At the start of the narrative, the radiation is projected to hit Australia in five months' time -- I don't know if that's scientifically accurate, and I suppose it would depend on the closest blast site to the country. But what this does is it sets up this uneasy tension between people trying to live their lives -- which they mostly can, though they're going through privations like a petrol shortage -- and preparing for the inevitable. In fact, we see much of this fragility of life through Perkins' character and that of his wife, played by Donna Anderson, who have a baby girl. There's a whole plot point about how Perkins is trying to acquire suicide pills to give to his wife, which she will give to their daughter and herself, if she gets sick before he returns from what is expected to be a two-month submarine mission. If that's not chilling, I don't know what is.

And so this film exists in sort of a suspended state of ennui, as Peck's and Gardner's characters consider the possibility of new love, as well as its futility. (In fact, Peck has a wife and two sons of his own who are back in America and presumed dead, a reality he at first denies before ultimately coming to grips with it in a powerful scene.) The whole thing is suffused with melancholy and I really got caught up in it. As a neat trick, there's also a fair bit of humor, which somehow does not seem out of sync with the rest of what's going on.
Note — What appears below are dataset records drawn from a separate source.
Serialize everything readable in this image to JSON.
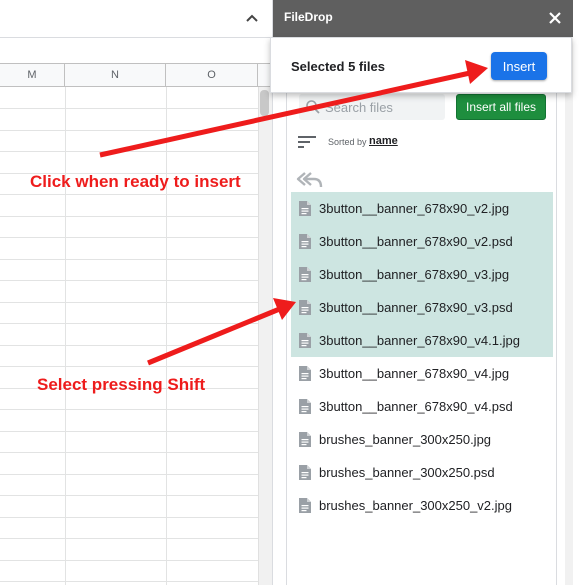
{
  "sheet": {
    "columns": [
      "M",
      "N",
      "O"
    ]
  },
  "sidebar": {
    "title": "FileDrop",
    "close_icon": "close-icon"
  },
  "popover": {
    "selected_text": "Selected 5 files",
    "insert_label": "Insert",
    "insert_color": "#1a73e8"
  },
  "toolbar": {
    "search_placeholder": "Search files",
    "insert_all_label": "Insert all files",
    "insert_all_color": "#1e8e3e",
    "sorted_by_label": "Sorted by",
    "sort_field": "name"
  },
  "files": [
    {
      "name": "3button__banner_678x90_v2.jpg",
      "selected": true
    },
    {
      "name": "3button__banner_678x90_v2.psd",
      "selected": true
    },
    {
      "name": "3button__banner_678x90_v3.jpg",
      "selected": true
    },
    {
      "name": "3button__banner_678x90_v3.psd",
      "selected": true
    },
    {
      "name": "3button__banner_678x90_v4.1.jpg",
      "selected": true
    },
    {
      "name": "3button__banner_678x90_v4.jpg",
      "selected": false
    },
    {
      "name": "3button__banner_678x90_v4.psd",
      "selected": false
    },
    {
      "name": "brushes_banner_300x250.jpg",
      "selected": false
    },
    {
      "name": "brushes_banner_300x250.psd",
      "selected": false
    },
    {
      "name": "brushes_banner_300x250_v2.jpg",
      "selected": false
    }
  ],
  "selection_color": "#cde5e1",
  "annotations": {
    "insert_hint": "Click when ready to insert",
    "shift_hint": "Select pressing Shift",
    "color": "#ee1c1c"
  }
}
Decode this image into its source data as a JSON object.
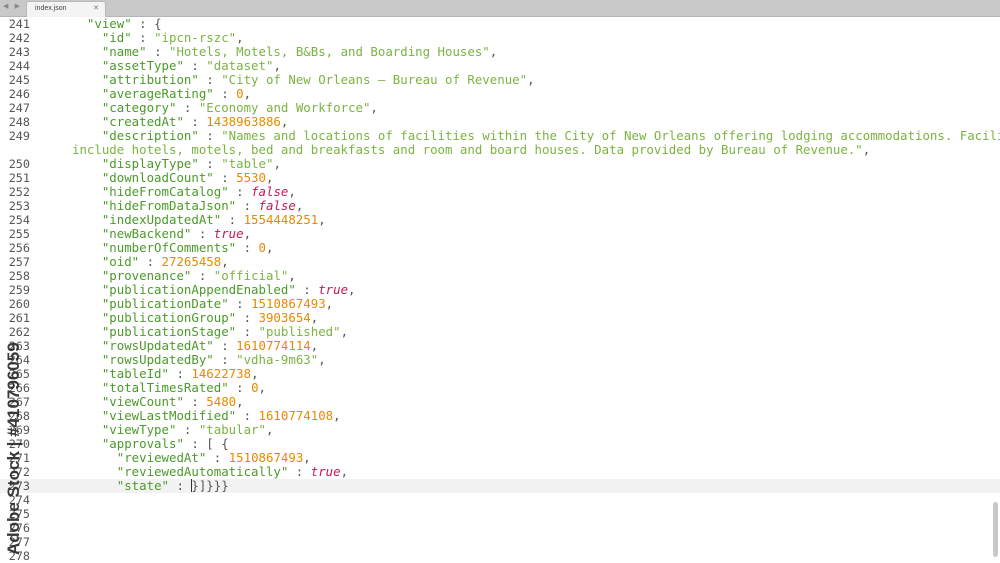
{
  "tab": {
    "label": "index.json",
    "close": "✕",
    "nav": "◀ ▶"
  },
  "watermark": "Adobe Stock | #410796059",
  "lines": [
    {
      "ln": "241",
      "tokens": [
        [
          "p",
          "  "
        ],
        [
          "k",
          "\"view\""
        ],
        [
          "p",
          " : {"
        ]
      ]
    },
    {
      "ln": "242",
      "tokens": [
        [
          "p",
          "    "
        ],
        [
          "k",
          "\"id\""
        ],
        [
          "p",
          " : "
        ],
        [
          "s",
          "\"ipcn-rszc\""
        ],
        [
          "p",
          ","
        ]
      ]
    },
    {
      "ln": "243",
      "tokens": [
        [
          "p",
          "    "
        ],
        [
          "k",
          "\"name\""
        ],
        [
          "p",
          " : "
        ],
        [
          "s",
          "\"Hotels, Motels, B&Bs, and Boarding Houses\""
        ],
        [
          "p",
          ","
        ]
      ]
    },
    {
      "ln": "244",
      "tokens": [
        [
          "p",
          "    "
        ],
        [
          "k",
          "\"assetType\""
        ],
        [
          "p",
          " : "
        ],
        [
          "s",
          "\"dataset\""
        ],
        [
          "p",
          ","
        ]
      ]
    },
    {
      "ln": "245",
      "tokens": [
        [
          "p",
          "    "
        ],
        [
          "k",
          "\"attribution\""
        ],
        [
          "p",
          " : "
        ],
        [
          "s",
          "\"City of New Orleans — Bureau of Revenue\""
        ],
        [
          "p",
          ","
        ]
      ]
    },
    {
      "ln": "246",
      "tokens": [
        [
          "p",
          "    "
        ],
        [
          "k",
          "\"averageRating\""
        ],
        [
          "p",
          " : "
        ],
        [
          "n",
          "0"
        ],
        [
          "p",
          ","
        ]
      ]
    },
    {
      "ln": "247",
      "tokens": [
        [
          "p",
          "    "
        ],
        [
          "k",
          "\"category\""
        ],
        [
          "p",
          " : "
        ],
        [
          "s",
          "\"Economy and Workforce\""
        ],
        [
          "p",
          ","
        ]
      ]
    },
    {
      "ln": "248",
      "tokens": [
        [
          "p",
          "    "
        ],
        [
          "k",
          "\"createdAt\""
        ],
        [
          "p",
          " : "
        ],
        [
          "n",
          "1438963886"
        ],
        [
          "p",
          ","
        ]
      ]
    },
    {
      "ln": "249",
      "tokens": [
        [
          "p",
          "    "
        ],
        [
          "k",
          "\"description\""
        ],
        [
          "p",
          " : "
        ],
        [
          "s",
          "\"Names and locations of facilities within the City of New Orleans offering lodging accommodations. Facilities"
        ]
      ]
    },
    {
      "ln": "",
      "tokens": [
        [
          "s",
          "include hotels, motels, bed and breakfasts and room and board houses. Data provided by Bureau of Revenue.\""
        ],
        [
          "p",
          ","
        ]
      ]
    },
    {
      "ln": "250",
      "tokens": [
        [
          "p",
          "    "
        ],
        [
          "k",
          "\"displayType\""
        ],
        [
          "p",
          " : "
        ],
        [
          "s",
          "\"table\""
        ],
        [
          "p",
          ","
        ]
      ]
    },
    {
      "ln": "251",
      "tokens": [
        [
          "p",
          "    "
        ],
        [
          "k",
          "\"downloadCount\""
        ],
        [
          "p",
          " : "
        ],
        [
          "n",
          "5530"
        ],
        [
          "p",
          ","
        ]
      ]
    },
    {
      "ln": "252",
      "tokens": [
        [
          "p",
          "    "
        ],
        [
          "k",
          "\"hideFromCatalog\""
        ],
        [
          "p",
          " : "
        ],
        [
          "b",
          "false"
        ],
        [
          "p",
          ","
        ]
      ]
    },
    {
      "ln": "253",
      "tokens": [
        [
          "p",
          "    "
        ],
        [
          "k",
          "\"hideFromDataJson\""
        ],
        [
          "p",
          " : "
        ],
        [
          "b",
          "false"
        ],
        [
          "p",
          ","
        ]
      ]
    },
    {
      "ln": "254",
      "tokens": [
        [
          "p",
          "    "
        ],
        [
          "k",
          "\"indexUpdatedAt\""
        ],
        [
          "p",
          " : "
        ],
        [
          "n",
          "1554448251"
        ],
        [
          "p",
          ","
        ]
      ]
    },
    {
      "ln": "255",
      "tokens": [
        [
          "p",
          "    "
        ],
        [
          "k",
          "\"newBackend\""
        ],
        [
          "p",
          " : "
        ],
        [
          "b",
          "true"
        ],
        [
          "p",
          ","
        ]
      ]
    },
    {
      "ln": "256",
      "tokens": [
        [
          "p",
          "    "
        ],
        [
          "k",
          "\"numberOfComments\""
        ],
        [
          "p",
          " : "
        ],
        [
          "n",
          "0"
        ],
        [
          "p",
          ","
        ]
      ]
    },
    {
      "ln": "257",
      "tokens": [
        [
          "p",
          "    "
        ],
        [
          "k",
          "\"oid\""
        ],
        [
          "p",
          " : "
        ],
        [
          "n",
          "27265458"
        ],
        [
          "p",
          ","
        ]
      ]
    },
    {
      "ln": "258",
      "tokens": [
        [
          "p",
          "    "
        ],
        [
          "k",
          "\"provenance\""
        ],
        [
          "p",
          " : "
        ],
        [
          "s",
          "\"official\""
        ],
        [
          "p",
          ","
        ]
      ]
    },
    {
      "ln": "259",
      "tokens": [
        [
          "p",
          "    "
        ],
        [
          "k",
          "\"publicationAppendEnabled\""
        ],
        [
          "p",
          " : "
        ],
        [
          "b",
          "true"
        ],
        [
          "p",
          ","
        ]
      ]
    },
    {
      "ln": "260",
      "tokens": [
        [
          "p",
          "    "
        ],
        [
          "k",
          "\"publicationDate\""
        ],
        [
          "p",
          " : "
        ],
        [
          "n",
          "1510867493"
        ],
        [
          "p",
          ","
        ]
      ]
    },
    {
      "ln": "261",
      "tokens": [
        [
          "p",
          "    "
        ],
        [
          "k",
          "\"publicationGroup\""
        ],
        [
          "p",
          " : "
        ],
        [
          "n",
          "3903654"
        ],
        [
          "p",
          ","
        ]
      ]
    },
    {
      "ln": "262",
      "tokens": [
        [
          "p",
          "    "
        ],
        [
          "k",
          "\"publicationStage\""
        ],
        [
          "p",
          " : "
        ],
        [
          "s",
          "\"published\""
        ],
        [
          "p",
          ","
        ]
      ]
    },
    {
      "ln": "263",
      "tokens": [
        [
          "p",
          "    "
        ],
        [
          "k",
          "\"rowsUpdatedAt\""
        ],
        [
          "p",
          " : "
        ],
        [
          "n",
          "1610774114"
        ],
        [
          "p",
          ","
        ]
      ]
    },
    {
      "ln": "264",
      "tokens": [
        [
          "p",
          "    "
        ],
        [
          "k",
          "\"rowsUpdatedBy\""
        ],
        [
          "p",
          " : "
        ],
        [
          "s",
          "\"vdha-9m63\""
        ],
        [
          "p",
          ","
        ]
      ]
    },
    {
      "ln": "265",
      "tokens": [
        [
          "p",
          "    "
        ],
        [
          "k",
          "\"tableId\""
        ],
        [
          "p",
          " : "
        ],
        [
          "n",
          "14622738"
        ],
        [
          "p",
          ","
        ]
      ]
    },
    {
      "ln": "266",
      "tokens": [
        [
          "p",
          "    "
        ],
        [
          "k",
          "\"totalTimesRated\""
        ],
        [
          "p",
          " : "
        ],
        [
          "n",
          "0"
        ],
        [
          "p",
          ","
        ]
      ]
    },
    {
      "ln": "267",
      "tokens": [
        [
          "p",
          "    "
        ],
        [
          "k",
          "\"viewCount\""
        ],
        [
          "p",
          " : "
        ],
        [
          "n",
          "5480"
        ],
        [
          "p",
          ","
        ]
      ]
    },
    {
      "ln": "268",
      "tokens": [
        [
          "p",
          "    "
        ],
        [
          "k",
          "\"viewLastModified\""
        ],
        [
          "p",
          " : "
        ],
        [
          "n",
          "1610774108"
        ],
        [
          "p",
          ","
        ]
      ]
    },
    {
      "ln": "269",
      "tokens": [
        [
          "p",
          "    "
        ],
        [
          "k",
          "\"viewType\""
        ],
        [
          "p",
          " : "
        ],
        [
          "s",
          "\"tabular\""
        ],
        [
          "p",
          ","
        ]
      ]
    },
    {
      "ln": "270",
      "tokens": [
        [
          "p",
          "    "
        ],
        [
          "k",
          "\"approvals\""
        ],
        [
          "p",
          " : [ {"
        ]
      ]
    },
    {
      "ln": "271",
      "tokens": [
        [
          "p",
          "      "
        ],
        [
          "k",
          "\"reviewedAt\""
        ],
        [
          "p",
          " : "
        ],
        [
          "n",
          "1510867493"
        ],
        [
          "p",
          ","
        ]
      ]
    },
    {
      "ln": "272",
      "tokens": [
        [
          "p",
          "      "
        ],
        [
          "k",
          "\"reviewedAutomatically\""
        ],
        [
          "p",
          " : "
        ],
        [
          "b",
          "true"
        ],
        [
          "p",
          ","
        ]
      ]
    },
    {
      "ln": "273",
      "tokens": [
        [
          "p",
          "      "
        ],
        [
          "k",
          "\"state\""
        ],
        [
          "p",
          " : "
        ],
        [
          "caret",
          ""
        ],
        [
          "p",
          "}]}}}"
        ]
      ],
      "current": true
    },
    {
      "ln": "274",
      "tokens": []
    },
    {
      "ln": "275",
      "tokens": []
    },
    {
      "ln": "276",
      "tokens": []
    },
    {
      "ln": "277",
      "tokens": []
    },
    {
      "ln": "278",
      "tokens": []
    }
  ]
}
A few other unrelated thoughts. One was that dispiritingly few characters in this film even attempted Australian accents, as only a few side characters were played by actual Australian actors, though almost all of them outside Peck and his crew are supposed to be Aussies. Another funny detail was that "Waltzing Matilda" plays on the score about two dozen times, so much so that the only other thing I could liken it to was the frequency of "Moon River" in Breakfast at Tiffany's

I also wanted to say that I don't think I've ever seen an Ava Gardner film before. I suppose I did find her somewhat fetching -- she's supposed to be fetching, right? -- but the one who really turned my head was Donna Anderson. She's a real beauty. Yes, is -- she's still going strong today at 81, only five days younger than my dad. 

Okay, cannot leave behind the discussion of these films without telling you whether I could have watched them on streaming.

Coming into these two movies, DVDs had been holding a shaky lead, 4-3, over streaming. By that I mean, of the seven movies I had watched in this festival so far, four of them could not be found on any of the streaming services I subscribe to, while three of them could.

I'm sorry to say that DVDs have lost that lead.

The Other Side of Hope is available on Kanopy, and On the Beach is available on Stan. 

Now that DVDs have fallen behind, 5-4, I'm questioning the wisdom of having only one more night of this series. If it ended in a tie that would be kind of a disappointment.

So let's say this. I'll watch a movie Wednesday night. If that movie is also available on streaming, the series will be over -- streaming wins 6-4 in a best-of-11 scenario. However, if it's only on DVD, it'll necessitate a tiebreak on Thursday night.

I started out this post weary, but now I'm kind of excited again.